Yesterday we had our final session, featuring Tom Brennan's Certainty and Uncertainty in the Taxation of Risky Returns.
Tom's article, still in early draft form, is a contribution to the extensive Domar-Musgrave literature on the treatment of risk in an income or consumption tax. It's well-established in that literature that, with a uniform tax rate (including loss refundability) and complete financial markets, neither an income tax nor a consumption tax affects the after-tax return available to taxpayers on their investment portfolios, except that the income tax hits the entire portfolio at the tax rate times the risk-free rate. That rendering may sound esoteric, but the key point is that taxpayers can undo the tax system's mandatory insurance by suitably adjusting their pre-tax portfolios, again assuming that financial markets are complete.
While the Domar-Musgrave reasoning notoriously requires all sorts of strong assumptions, these help to focus (as I put it at the session) on the "income-ness" of the tax base. In other words, there's no claim that the actual tax system has no effect on risk; rather, its being an income tax has no effect that wouldn't generally be the same (e.g., due to incomplete markets) if it were instead a consumption tax.
One feature of the actual tax system actually having a huge effect on risk-bearing is the lack of full proportionate rates. Rates on positive income are graduated (though for large corporations this is relatively insignificant), and net losses are non-refundable except insofar as one has net income in other years permitting the use of net operating losses (NOLs).
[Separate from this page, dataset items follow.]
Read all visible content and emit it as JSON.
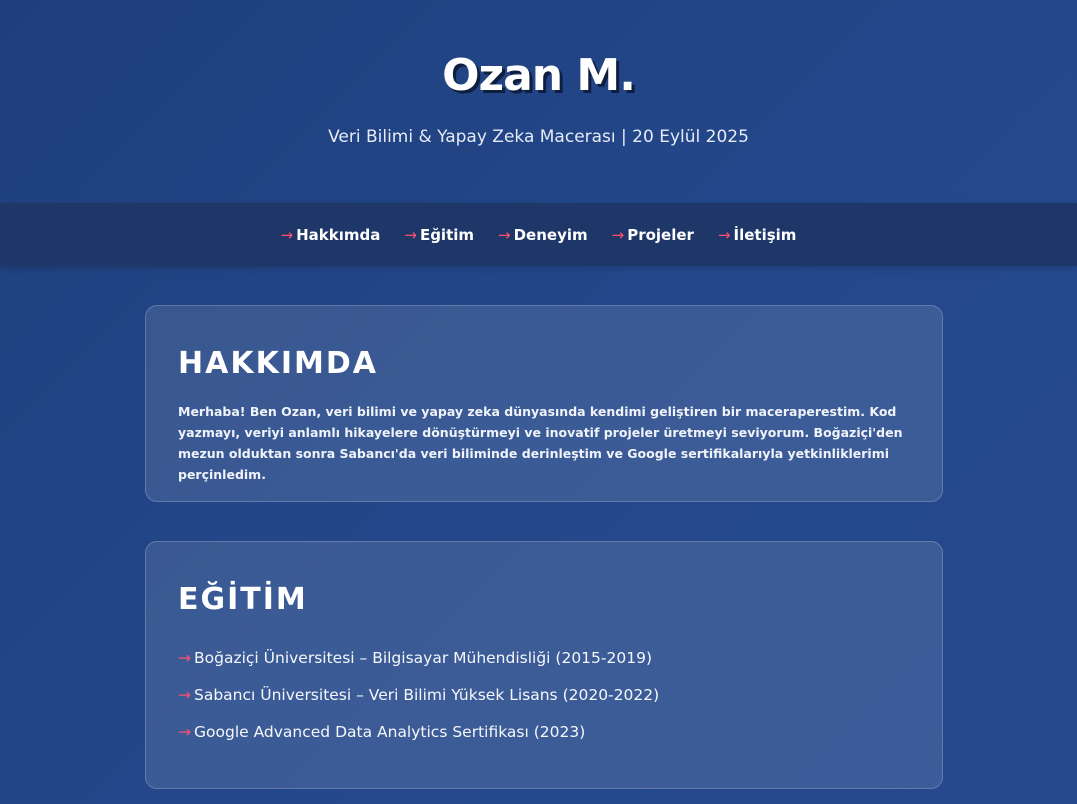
{
  "hero": {
    "name": "Ozan M.",
    "subtitle": "Veri Bilimi & Yapay Zeka Macerası | 20 Eylül 2025"
  },
  "nav": {
    "arrow": "→",
    "items": [
      {
        "label": "Hakkımda"
      },
      {
        "label": "Eğitim"
      },
      {
        "label": "Deneyim"
      },
      {
        "label": "Projeler"
      },
      {
        "label": "İletişim"
      }
    ]
  },
  "about": {
    "title": "HAKKIMDA",
    "text": "Merhaba! Ben Ozan, veri bilimi ve yapay zeka dünyasında kendimi geliştiren bir maceraperestim. Kod yazmayı, veriyi anlamlı hikayelere dönüştürmeyi ve inovatif projeler üretmeyi seviyorum. Boğaziçi'den mezun olduktan sonra Sabancı'da veri biliminde derinleştim ve Google sertifikalarıyla yetkinliklerimi perçinledim."
  },
  "education": {
    "title": "EĞİTİM",
    "arrow": "→",
    "items": [
      {
        "label": "Boğaziçi Üniversitesi – Bilgisayar Mühendisliği (2015-2019)"
      },
      {
        "label": "Sabancı Üniversitesi – Veri Bilimi Yüksek Lisans (2020-2022)"
      },
      {
        "label": "Google Advanced Data Analytics Sertifikası (2023)"
      }
    ]
  },
  "colors": {
    "background": "#23478a",
    "nav_background": "#1e3668",
    "accent_arrow": "#ff4f6d"
  }
}
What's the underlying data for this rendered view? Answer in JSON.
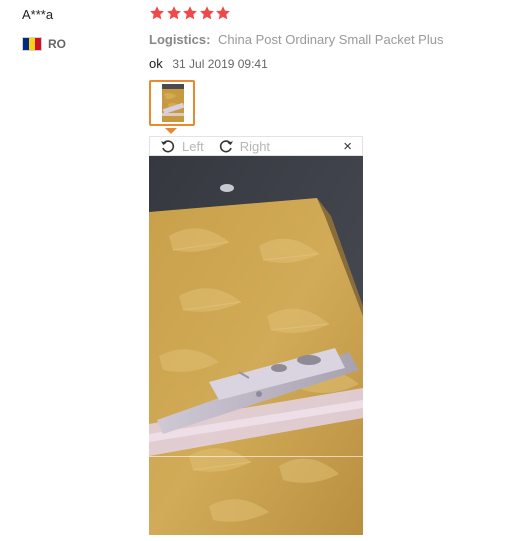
{
  "reviewer": {
    "name": "A***a",
    "country_code": "RO",
    "flag_colors": [
      "#002B7F",
      "#FCD116",
      "#CE1126"
    ]
  },
  "rating": {
    "stars": 5,
    "max_stars": 5,
    "star_color": "#f0494a"
  },
  "logistics": {
    "label": "Logistics:",
    "value": "China Post Ordinary Small Packet Plus"
  },
  "feedback": {
    "text": "ok",
    "date": "31 Jul 2019 09:41"
  },
  "viewer": {
    "rotate_left_label": "Left",
    "rotate_right_label": "Right",
    "close_glyph": "×",
    "image_description": "photo of straight razor on yellow leaf-pattern cloth"
  },
  "colors": {
    "thumb_border": "#e98a2f"
  }
}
Tom Brennan, who has a math PhD, aims in his paper to give us a new way of looking at the tax rate effect on risk. Taking the simple case of an investment that will either gain $X (taxable at the statutory rate) or lose $Y (assumed to be non-recoverable despite the possibility of other taxable income in the same or a different year), he models nonrefundability as equivalent to a government call option on the value of the asset, based on the statutory rate.
His analysis used investments changing value over time, but I thought it could be made simpler through an example involving an instantaneous coin toss bet. E.g., suppose if it's heads you win $100, tails you lose $100, and the tax rate is 50%.
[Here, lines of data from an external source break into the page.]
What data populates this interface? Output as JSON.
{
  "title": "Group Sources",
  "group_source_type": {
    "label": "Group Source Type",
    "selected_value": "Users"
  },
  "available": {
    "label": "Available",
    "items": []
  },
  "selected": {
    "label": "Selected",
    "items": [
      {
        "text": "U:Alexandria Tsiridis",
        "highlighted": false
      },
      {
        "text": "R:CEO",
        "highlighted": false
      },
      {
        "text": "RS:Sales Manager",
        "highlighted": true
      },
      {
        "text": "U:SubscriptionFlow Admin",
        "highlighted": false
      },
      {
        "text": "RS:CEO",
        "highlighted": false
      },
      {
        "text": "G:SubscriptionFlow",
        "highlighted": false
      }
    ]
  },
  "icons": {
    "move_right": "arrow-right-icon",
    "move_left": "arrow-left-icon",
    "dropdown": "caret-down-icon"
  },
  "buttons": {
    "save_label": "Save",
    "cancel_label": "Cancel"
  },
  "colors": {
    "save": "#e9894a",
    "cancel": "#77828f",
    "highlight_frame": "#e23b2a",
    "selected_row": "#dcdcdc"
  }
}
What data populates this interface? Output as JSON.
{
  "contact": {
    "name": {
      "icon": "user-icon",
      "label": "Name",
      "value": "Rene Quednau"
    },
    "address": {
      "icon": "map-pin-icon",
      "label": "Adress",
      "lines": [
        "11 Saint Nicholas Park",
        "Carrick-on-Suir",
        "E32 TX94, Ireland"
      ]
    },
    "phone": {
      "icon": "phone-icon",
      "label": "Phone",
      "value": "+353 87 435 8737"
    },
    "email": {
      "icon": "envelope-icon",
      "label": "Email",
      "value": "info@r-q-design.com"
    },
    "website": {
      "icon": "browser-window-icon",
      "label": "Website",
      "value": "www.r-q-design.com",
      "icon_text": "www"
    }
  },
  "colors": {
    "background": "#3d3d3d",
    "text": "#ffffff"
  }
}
The standard Domar-Musgrave point (leaving out time and thus income taxation) could be illustrated by noting that, if there's a 50% tax with full loss offsets, all you have to do is double the bet to $200 pre-tax to end up in exactly the same place as if there were no tax.
Tom proposes to look at the case where the gain is still taxable at 50% but the loss is disallowed. Now, to restore after-tax the $200 dispersion in outcomes that you had in the non-tax world (since you'd either gain or lose $100), the amount bet has to be jumped up to $133.33. This will leave you, after-tax, either plus $66.67 or minus $133.33. Only, this is not very satisfying despite restoration of the prior level of dispersion, since the expected after-tax return is now minus 25%. So in fact you'd refuse to bet if you demand at least the 0 expected return that you could have gotten by doing nothing.
Tom notes that one could look at the government's tax claim as akin to its having gotten a free call option permitting it to claim half of the betting outcome. Win and the government takes half of your risky outcome for the strike price of zero; lose and the government lets the option expire as it's out of the money (a negative return being worth less than zero). Under these facts, the government's option was worth ex ante 25% of the amount bet.
Final step in restoring Domar-Musgrave style equivalence, if you happen to have an aesthetic taste for going there, is that, if the government compensated the TP for the value of the option, we'd end up (as in the standard Domar-Musgrave scenario). Specifically, the TP would bet $133.33, the government would hand him $33.33 in cash to make up for the option that it's taken, and the taxpayer would end up after resolution of this bet with either $66.67 or minus $133.33, in either case plus the cash that the government handed him.
The point not being that this is either a policy recommendation or a prediction of any kind; it just closes the circle so we can square our accounts (so to speak). Or, a bit more pertinently, if the government doesn't compensate the TP for the value of the option (and why would it, if it evidently wants to impose the asymmetric tax), the value of the option that's been taken tells us something about the burden being imposed through the asymmetric rates.
All this may sound a bit esoteric, but it was a good last PM session, as we were able to help clarify what the paper says (it's math-heavy and tough reading for lawyers). Question to be answered down the road is how much the model helps us in advancing our understanding of the real world impact of asymmetric rates. While this particular way of parsing them is new, experts have certainly long understood that loss nonrefundability is potentially important to risk-taking, as are graduated marginal rates.
More on this from me in a few days and in a different setting. I will be in Milan, Italy for a couple of days next week, to speak on April 30 at a conference entitled "Tax Policy and the Financial Crisis," to be held at Econpubblica, Universita Bocconi. I'll be on a panel addressing the financial crisis's long-term implications for tax reform, and one of the topics I plan to address is the interplay between loss nonrefundability and excessive risk-taking, AIG-style.